There is no refund of VAT in the UK
Before we share some tips on how to get your VAT refund, we would like to remind everyone that the UK no longer provides VAT-free shopping services to international tourists. In fact, Great Britain is now the only European country that does not offer savings to international visitors.
The VAT retail export scheme was abolished when the UK left the EU in 2021.
Although there is some Optimism about the possibility of returning VAT refunds to Britain In the future – the UK tourism industry is pushing for its return – and this is not an option at the moment.
Although VAT refunds are no longer available in England, Scotland, and Wales, you can still claim a VAT refund if you are visiting Northern Ireland. There are also many exceptions and rules to be aware of; For example, this does not apply to services such as hotel bills. However, if you are planning to visit, you can save some money on your purchases.
Tips to maximize your savings with VAT refunds
Here are some do’s and don’ts to get a VAT refund.
Search the country
Before your trip, Research the VAT rules for the country you are visiting Check standard and reduced VAT rates, as well as minimum purchase points.
As mentioned earlier, prices and rules on what qualifies for a VAT refund can vary depending on where you’re visiting, so make sure you’re aware of this before you get there.
Remember that many countries outside the EU also charge VAT, and their refund policies can differ significantly from what you’ll find in Europe.
Find the store
Stores are not required to provide VAT refund assistance of any kind.
“If you have a store that doesn’t have this program, getting a refund is very complicated,” Erickson warned. 25 Best Hikes in Indonesia: Volcanoes, Waterfalls and Jungles
Keep an eye out for stores displaying “Tax-Free” or “VAT Exempt” signs. Ask the store employees which third-party agencies they cooperate with for refunds. As mentioned above, some retailers in some countries may charge fees to visitors who use Tax-Free Shopping.
Allow extra time at the airport to receive your refund
Expect to wait in line a bit. Plan ahead and give yourself extra time at the airport, as the line can be long.
If you’re short on time after leaving customs, some agencies will let you drop your stamped forms into one of their mailboxes, and they’ll refund your money later.
Consider shipping your purchases home to avoid VAT altogether
If you don’t want to deal with any of these things, Erickson suggests another option.
“You can also get the store to ship [your items] “Directly to you,” she said. “And after that, they won’t charge you VAT.”
But there is a catch.
“You still have to pay for shipping,” Erickson added.
Shipping costs from Europe to anywhere in the US can get very expensive. Therefore, you must weigh the cost of shipping, VAT, and the time and effort it will take to get your money back to determine if it is worth it.

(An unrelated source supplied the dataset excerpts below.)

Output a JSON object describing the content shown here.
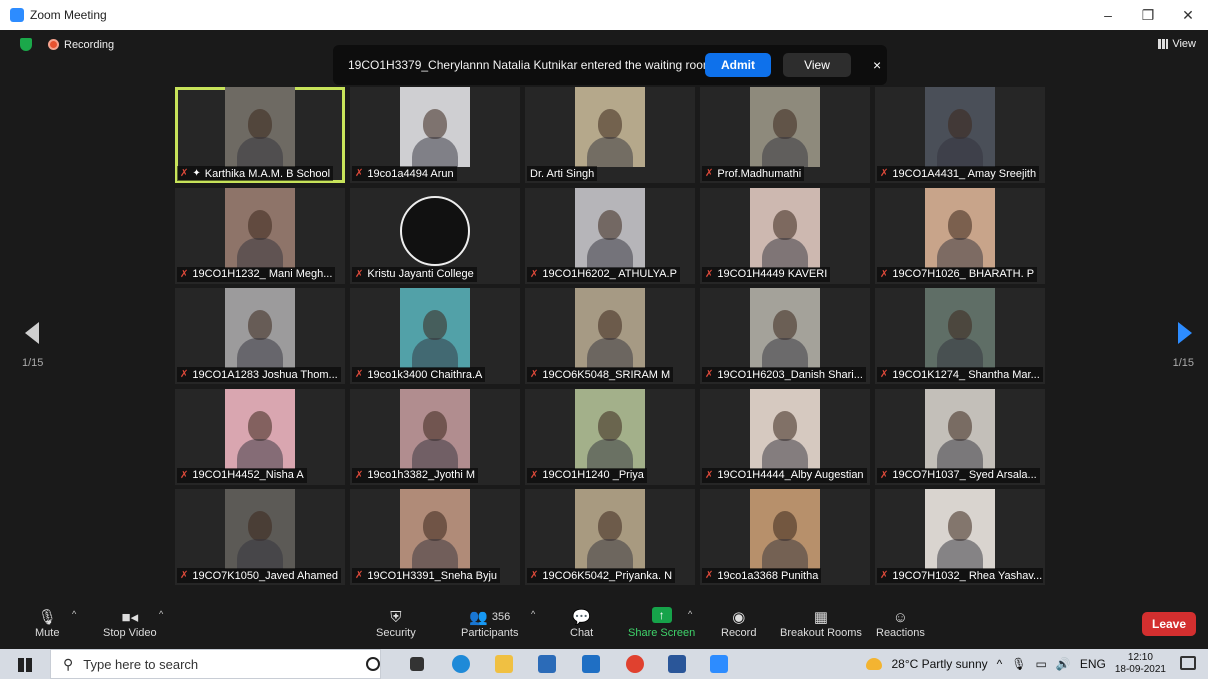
{
  "window": {
    "title": "Zoom Meeting",
    "controls": [
      "–",
      "❐",
      "✕"
    ]
  },
  "meeting": {
    "recording_label": "Recording",
    "view_label": "View",
    "notification": {
      "message": "19CO1H3379_Cherylannn Natalia Kutnikar entered the waiting room",
      "admit_label": "Admit",
      "view_label": "View",
      "close_label": "×"
    },
    "page_left": "1/15",
    "page_right": "1/15",
    "participants": [
      {
        "name": "Karthika M.A.M. B School",
        "muted": true,
        "pinned": true,
        "active": true,
        "bg": "#6e6a63"
      },
      {
        "name": "19co1a4494 Arun",
        "muted": true,
        "bg": "#cfcfd2"
      },
      {
        "name": "Dr. Arti Singh",
        "muted": false,
        "bg": "#b5a88b"
      },
      {
        "name": "Prof.Madhumathi",
        "muted": true,
        "bg": "#8e8a7c"
      },
      {
        "name": "19CO1A4431_ Amay Sreejith",
        "muted": true,
        "bg": "#4a4f58"
      },
      {
        "name": "19CO1H1232_ Mani Megh...",
        "muted": true,
        "bg": "#8e7469"
      },
      {
        "name": "Kristu Jayanti College",
        "muted": true,
        "logo": true,
        "bg": "#1d1d1d"
      },
      {
        "name": "19CO1H6202_ ATHULYA.P",
        "muted": true,
        "bg": "#b6b5b9"
      },
      {
        "name": "19CO1H4449 KAVERI",
        "muted": true,
        "bg": "#cdb8b0"
      },
      {
        "name": "19CO7H1026_ BHARATH. P",
        "muted": true,
        "bg": "#c8a48a"
      },
      {
        "name": "19CO1A1283 Joshua Thom...",
        "muted": true,
        "bg": "#9c9b9c"
      },
      {
        "name": "19co1k3400 Chaithra.A",
        "muted": true,
        "bg": "#52a1a8"
      },
      {
        "name": "19CO6K5048_SRIRAM M",
        "muted": true,
        "bg": "#a69a84"
      },
      {
        "name": "19CO1H6203_Danish Shari...",
        "muted": true,
        "bg": "#a4a29a"
      },
      {
        "name": "19CO1K1274_ Shantha Mar...",
        "muted": true,
        "bg": "#5f6e66"
      },
      {
        "name": "19CO1H4452_Nisha A",
        "muted": true,
        "bg": "#d9a6b0"
      },
      {
        "name": "19co1h3382_Jyothi M",
        "muted": true,
        "bg": "#b18d8f"
      },
      {
        "name": "19CO1H1240 _Priya",
        "muted": true,
        "bg": "#a3b08a"
      },
      {
        "name": "19CO1H4444_Alby Augestian",
        "muted": true,
        "bg": "#d6c9c0"
      },
      {
        "name": "19CO7H1037_ Syed Arsala...",
        "muted": true,
        "bg": "#c3bfb9"
      },
      {
        "name": "19CO7K1050_Javed Ahamed",
        "muted": true,
        "bg": "#5c5a56"
      },
      {
        "name": "19CO1H3391_Sneha Byju",
        "muted": true,
        "bg": "#b08b78"
      },
      {
        "name": "19CO6K5042_Priyanka. N",
        "muted": true,
        "bg": "#a89a80"
      },
      {
        "name": "19co1a3368 Punitha",
        "muted": true,
        "bg": "#b7906b"
      },
      {
        "name": "19CO7H1032_ Rhea Yashav...",
        "muted": true,
        "bg": "#d9d4cf"
      }
    ]
  },
  "toolbar": {
    "mute": "Mute",
    "stop_video": "Stop Video",
    "security": "Security",
    "participants": "Participants",
    "participants_count": "356",
    "chat": "Chat",
    "share_screen": "Share Screen",
    "record": "Record",
    "breakout_rooms": "Breakout Rooms",
    "reactions": "Reactions",
    "leave": "Leave"
  },
  "taskbar": {
    "search_placeholder": "Type here to search",
    "weather": "28°C  Partly sunny",
    "language": "ENG",
    "time": "12:10",
    "date": "18-09-2021"
  }
}
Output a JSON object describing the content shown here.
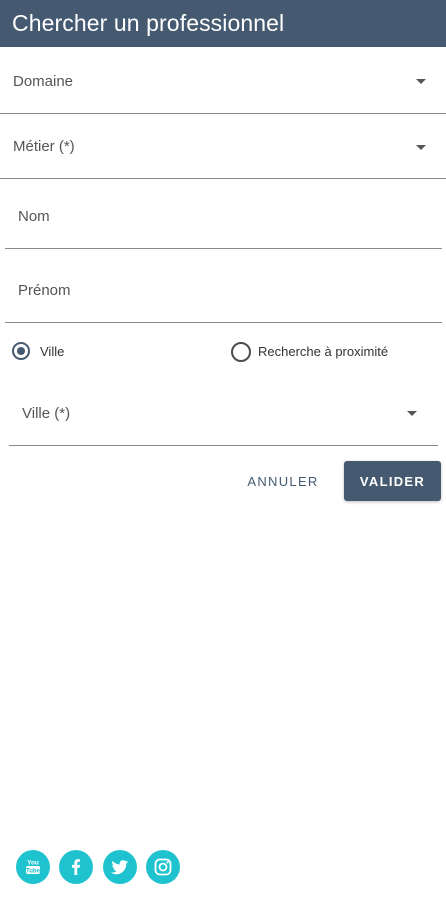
{
  "header": {
    "title": "Chercher un professionnel"
  },
  "form": {
    "domaine": {
      "placeholder": "Domaine"
    },
    "metier": {
      "placeholder": "Métier (*)"
    },
    "nom": {
      "placeholder": "Nom"
    },
    "prenom": {
      "placeholder": "Prénom"
    },
    "location_mode": {
      "options": [
        {
          "label": "Ville",
          "selected": true
        },
        {
          "label": "Recherche à proximité",
          "selected": false
        }
      ]
    },
    "ville": {
      "placeholder": "Ville (*)"
    }
  },
  "actions": {
    "cancel_label": "ANNULER",
    "submit_label": "VALIDER"
  },
  "footer": {
    "social": [
      {
        "icon": "youtube-icon"
      },
      {
        "icon": "facebook-icon"
      },
      {
        "icon": "twitter-icon"
      },
      {
        "icon": "instagram-icon"
      }
    ]
  },
  "colors": {
    "primary": "#455a70",
    "social": "#1ec3cf"
  }
}
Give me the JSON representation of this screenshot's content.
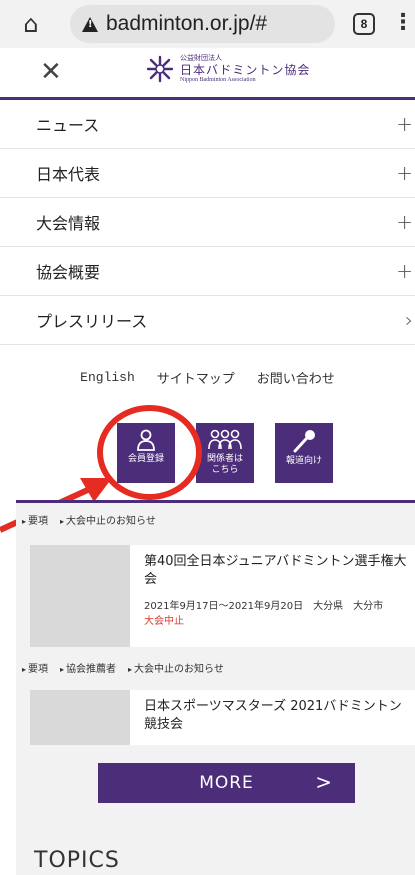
{
  "browser": {
    "url": "badminton.or.jp/#",
    "tab_count": "8"
  },
  "header": {
    "logo_sub": "公益財団法人",
    "logo_main": "日本バドミントン協会",
    "logo_en": "Nippon Badminton Association"
  },
  "nav": {
    "items": [
      {
        "label": "ニュース"
      },
      {
        "label": "日本代表"
      },
      {
        "label": "大会情報"
      },
      {
        "label": "協会概要"
      },
      {
        "label": "プレスリリース"
      }
    ],
    "expand_symbol": "+",
    "chevron_symbol": "›"
  },
  "sub_links": {
    "english": "English",
    "sitemap": "サイトマップ",
    "contact": "お問い合わせ"
  },
  "icon_buttons": {
    "member": "会員登録",
    "related_1": "関係者は",
    "related_2": "こちら",
    "press": "報道向け"
  },
  "content": {
    "tags_top": [
      "要項",
      "大会中止のお知らせ"
    ],
    "card1": {
      "title": "第40回全日本ジュニアバドミントン選手権大会",
      "date": "2021年9月17日～2021年9月20日　大分県　大分市",
      "status": "大会中止"
    },
    "tags_mid": [
      "要項",
      "協会推薦者",
      "大会中止のお知らせ"
    ],
    "card2": {
      "title": "日本スポーツマスターズ 2021バドミントン競技会"
    },
    "more_label": "MORE",
    "more_arrow": ">",
    "topics": "TOPICS"
  },
  "colors": {
    "brand": "#4b2d7a",
    "annotation": "#e52b22",
    "status_red": "#d93a2b"
  }
}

Make sure the refund is worth it
While many VAT countries have minimum purchases for a refund, in others, any purchase a visitor makes is eligible, no matter how small. So, you should ask yourself whether it is worth applying for a VAT refund for that cheap item you bought as a souvenir. Travel Guide to Phi Phi Island in Thailand (Koh Phi Phi Islands)
All this talk about models, looking for signs, standing in line, and stamping can take the edge off an impulse buy. However, it can save you a lot of money in the long run.
If you pay attention and allocate your time wisely, you may get enough money through a VAT refund to help pay for your next transatlantic visit.